Fast Mass Microscopy: Mass Spectrometry Imaging of a Gigapixel Image in 34 Minutes

Abstract

Mass spectrometry imaging (MSI) maps the spatial distributions of chemicals on surfaces. MSI requires improvements in throughput and spatial resolution, and often one is compromised for the other. In microprobe-mode MSI, improvements in spatial resolution increase the imaging time quadratically, thus limiting the use of high spatial resolution MSI for large areas or sample cohorts and time-sensitive measurements. Here, we bypass this quadratic relationship by combining a Timepix3 detector with a continuously sampling secondary ion mass spectrometry mass microscope.
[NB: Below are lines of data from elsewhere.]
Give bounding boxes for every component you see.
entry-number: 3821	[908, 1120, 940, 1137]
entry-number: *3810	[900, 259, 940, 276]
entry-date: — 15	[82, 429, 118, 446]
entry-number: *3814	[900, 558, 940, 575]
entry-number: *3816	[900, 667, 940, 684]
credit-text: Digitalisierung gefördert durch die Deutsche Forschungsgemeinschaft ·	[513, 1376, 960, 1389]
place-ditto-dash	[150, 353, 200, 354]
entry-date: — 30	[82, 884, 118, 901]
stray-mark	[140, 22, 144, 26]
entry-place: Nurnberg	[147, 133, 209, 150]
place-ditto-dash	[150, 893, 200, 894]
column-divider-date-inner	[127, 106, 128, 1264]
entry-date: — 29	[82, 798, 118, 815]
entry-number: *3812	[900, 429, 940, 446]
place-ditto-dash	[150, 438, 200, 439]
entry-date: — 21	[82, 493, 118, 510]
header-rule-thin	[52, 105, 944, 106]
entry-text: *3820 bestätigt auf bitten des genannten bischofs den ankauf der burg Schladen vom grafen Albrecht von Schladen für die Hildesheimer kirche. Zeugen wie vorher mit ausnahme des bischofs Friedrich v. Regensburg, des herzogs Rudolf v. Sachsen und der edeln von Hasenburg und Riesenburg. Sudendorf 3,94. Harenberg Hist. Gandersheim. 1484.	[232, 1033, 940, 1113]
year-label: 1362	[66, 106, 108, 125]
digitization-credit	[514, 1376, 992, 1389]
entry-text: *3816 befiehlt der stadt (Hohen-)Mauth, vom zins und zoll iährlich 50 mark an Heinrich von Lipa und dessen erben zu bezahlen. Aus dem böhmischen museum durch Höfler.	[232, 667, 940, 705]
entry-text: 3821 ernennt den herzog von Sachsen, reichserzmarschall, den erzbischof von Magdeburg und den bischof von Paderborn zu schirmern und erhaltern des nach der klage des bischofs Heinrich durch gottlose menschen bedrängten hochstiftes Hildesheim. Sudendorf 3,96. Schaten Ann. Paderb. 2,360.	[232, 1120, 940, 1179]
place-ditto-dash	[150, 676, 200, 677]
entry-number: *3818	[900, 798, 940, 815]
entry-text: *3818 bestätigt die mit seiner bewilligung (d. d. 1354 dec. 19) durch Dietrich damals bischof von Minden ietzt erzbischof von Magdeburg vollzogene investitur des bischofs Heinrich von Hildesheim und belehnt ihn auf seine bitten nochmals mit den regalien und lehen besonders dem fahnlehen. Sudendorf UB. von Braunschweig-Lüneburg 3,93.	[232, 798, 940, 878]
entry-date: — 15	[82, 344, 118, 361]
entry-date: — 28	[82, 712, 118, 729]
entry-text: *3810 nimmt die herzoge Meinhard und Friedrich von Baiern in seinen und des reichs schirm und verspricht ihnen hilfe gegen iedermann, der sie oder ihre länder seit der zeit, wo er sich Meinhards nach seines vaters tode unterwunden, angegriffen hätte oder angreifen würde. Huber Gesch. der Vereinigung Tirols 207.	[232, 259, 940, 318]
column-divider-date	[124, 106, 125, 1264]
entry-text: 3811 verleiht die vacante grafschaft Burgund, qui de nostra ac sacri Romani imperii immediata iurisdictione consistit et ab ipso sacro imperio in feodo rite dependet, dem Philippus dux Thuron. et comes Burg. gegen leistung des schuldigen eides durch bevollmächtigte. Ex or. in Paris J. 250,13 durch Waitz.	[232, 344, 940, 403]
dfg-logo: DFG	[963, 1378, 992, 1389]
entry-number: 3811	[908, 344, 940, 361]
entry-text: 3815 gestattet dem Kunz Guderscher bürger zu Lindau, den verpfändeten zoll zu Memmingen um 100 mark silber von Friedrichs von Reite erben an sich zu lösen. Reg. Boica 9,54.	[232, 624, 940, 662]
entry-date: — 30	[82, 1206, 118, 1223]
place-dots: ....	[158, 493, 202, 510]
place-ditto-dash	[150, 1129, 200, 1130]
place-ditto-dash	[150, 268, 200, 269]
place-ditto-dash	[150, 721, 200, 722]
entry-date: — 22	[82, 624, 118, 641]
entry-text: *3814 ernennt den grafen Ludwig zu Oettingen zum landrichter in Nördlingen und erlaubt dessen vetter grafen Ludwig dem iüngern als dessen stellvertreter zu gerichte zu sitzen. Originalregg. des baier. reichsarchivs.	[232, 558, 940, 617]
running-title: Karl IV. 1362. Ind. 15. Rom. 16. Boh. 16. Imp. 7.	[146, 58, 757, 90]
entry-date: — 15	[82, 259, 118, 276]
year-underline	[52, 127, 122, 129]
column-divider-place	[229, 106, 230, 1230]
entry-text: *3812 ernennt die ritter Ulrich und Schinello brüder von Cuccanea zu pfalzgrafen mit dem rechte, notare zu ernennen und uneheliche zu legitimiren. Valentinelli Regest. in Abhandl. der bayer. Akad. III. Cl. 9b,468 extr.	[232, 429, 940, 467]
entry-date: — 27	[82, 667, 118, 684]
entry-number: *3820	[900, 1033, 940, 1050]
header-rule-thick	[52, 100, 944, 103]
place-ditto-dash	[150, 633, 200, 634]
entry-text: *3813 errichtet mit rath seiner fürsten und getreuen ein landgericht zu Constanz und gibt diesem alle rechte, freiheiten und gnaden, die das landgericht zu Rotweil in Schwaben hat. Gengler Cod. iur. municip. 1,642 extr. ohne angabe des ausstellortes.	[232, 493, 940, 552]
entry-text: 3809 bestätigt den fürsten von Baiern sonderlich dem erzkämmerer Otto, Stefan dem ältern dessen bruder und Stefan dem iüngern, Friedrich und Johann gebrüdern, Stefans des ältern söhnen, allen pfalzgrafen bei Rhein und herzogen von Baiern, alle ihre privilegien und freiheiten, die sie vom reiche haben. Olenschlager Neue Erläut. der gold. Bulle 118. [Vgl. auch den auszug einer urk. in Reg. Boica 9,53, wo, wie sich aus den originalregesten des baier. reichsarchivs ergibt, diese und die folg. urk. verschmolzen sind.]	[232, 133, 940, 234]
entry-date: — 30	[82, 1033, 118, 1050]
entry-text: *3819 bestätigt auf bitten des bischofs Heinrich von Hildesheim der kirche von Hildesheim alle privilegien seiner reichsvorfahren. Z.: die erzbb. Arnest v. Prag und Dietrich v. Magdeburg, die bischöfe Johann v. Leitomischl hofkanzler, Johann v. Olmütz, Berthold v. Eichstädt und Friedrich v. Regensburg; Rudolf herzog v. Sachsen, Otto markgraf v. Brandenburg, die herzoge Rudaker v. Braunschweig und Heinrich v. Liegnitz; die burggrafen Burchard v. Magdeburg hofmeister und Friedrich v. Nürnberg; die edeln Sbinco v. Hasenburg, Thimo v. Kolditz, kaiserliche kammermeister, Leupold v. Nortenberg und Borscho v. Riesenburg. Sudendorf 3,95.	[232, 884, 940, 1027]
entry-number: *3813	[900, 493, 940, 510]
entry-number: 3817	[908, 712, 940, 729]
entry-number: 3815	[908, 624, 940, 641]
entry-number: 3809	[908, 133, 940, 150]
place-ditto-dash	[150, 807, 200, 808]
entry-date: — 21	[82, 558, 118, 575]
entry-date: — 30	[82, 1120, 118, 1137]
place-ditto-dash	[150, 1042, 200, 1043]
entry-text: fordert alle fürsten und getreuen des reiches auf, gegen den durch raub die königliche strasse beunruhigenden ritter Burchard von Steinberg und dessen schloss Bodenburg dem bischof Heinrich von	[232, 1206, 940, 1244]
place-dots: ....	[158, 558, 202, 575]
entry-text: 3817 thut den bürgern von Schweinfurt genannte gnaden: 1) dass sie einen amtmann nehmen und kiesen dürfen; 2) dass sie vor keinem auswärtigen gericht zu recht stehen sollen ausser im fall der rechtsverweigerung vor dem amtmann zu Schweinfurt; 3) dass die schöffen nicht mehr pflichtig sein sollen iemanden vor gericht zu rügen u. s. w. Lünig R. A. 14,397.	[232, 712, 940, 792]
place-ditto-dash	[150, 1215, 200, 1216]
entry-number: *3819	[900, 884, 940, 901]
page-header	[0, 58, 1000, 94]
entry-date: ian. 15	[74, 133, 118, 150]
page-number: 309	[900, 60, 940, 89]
By reconstructing the data into large-field mass images, this new method, fast mass microscopy, enables orders of magnitude higher throughput than conventional MSI albeit yet at lower mass resolution. We acquired submicron, gigapixel images of fingerprints and rat tissue at acquisition speeds of 600,000 and 15,500 pixels s^-1, respectively. For the first image, a comparable microprobe-mode measurement would take more than 2 months, whereas our approach took 33.3 min.

Figure 1

Scheme of the mass microscope modified with a TPX3CAM detector. A defocused C₆₀⁺ ion beam irradiates a sample on a quickly and continuously moving stage, generating an ion image. The ion image is extracted into a TOF analyzer and magnified. The mass-separated ion image is projected onto a microchannel plate (MCP), producing electron showers. The electrons are converted into photons by a P43 phosphor screen. The photons are recorded with the TPX3CAM. The data are clustered and time-aligned to sets of single-ion impact coordinates. Ion coordinates are translated to sample stage coordinates and a larger ion image of the stage-scanned sample surface is constructed. A photo of the phosphor screen (top-left corner) shows the distribution of surface ions when the fullerene ion beam irradiates the edge of a TEM grid.

Figure 2

Mass image of a 42 × 23.5 mm² area recorded in 33.3 min (a) A false-color mass image of three fingerprints and a TEM grid on an ITO slide with blue, magenta, and yellow colors mapped to mass-to-charge values (m/z) of 55, 115, and 23 m/z, which are tentatively assigned to either C₄H₇⁺ or C₃H₃O⁺, In⁺, and Na⁺, respectively. A white arrow in (a) points to a box indicating an intermediate zoom (b) of the TEM grid, displayed at a pixel size of 10 μm. A white box in (b) highlights the region of the grid used for magnification in (c–f) that are viewed with pixel sizes of 10 (c), 5 (d), 2 (e), and 0.9 (f) μm. Total ion count (TIC) images (g–j) are shown in gray at pixel sizes of 2 (g,i) and 0.9 (h,j) μm. Images (g,h) are of an identically sized grid imaged at slower speed and show increased ion counts. Viewed at a pixel size of 0.9 μm, the image is >1.2 gigapixels.

Figure 3

Mass image of a 16.5 × 18 mm² area of a rat brain section. Areas (a–e) correspond to m/z values attributed to cholesterol (summed ion hits for M⁺ at m/z 386 and [M–H₂O + H]⁺ at 369, respectively), Na⁺ (m/z 23), monoacylglycerides and their fragments (m/z 338 summed with 354 and 361), C₇H₇⁺ (m/z 91), and K⁺ (m/z 39), respectively, and are viewed with a pixel size of 5 μm. Regions in white boxes in (e,f) are magnified in (f,g) with pixel sizes of 2 and 0.5 μm, respectively. Each area (a–g) was normalized to the most intense pixel within that area. Viewed at a pixel size of 0.5 μm, the image is ≈1.2 gigapixels.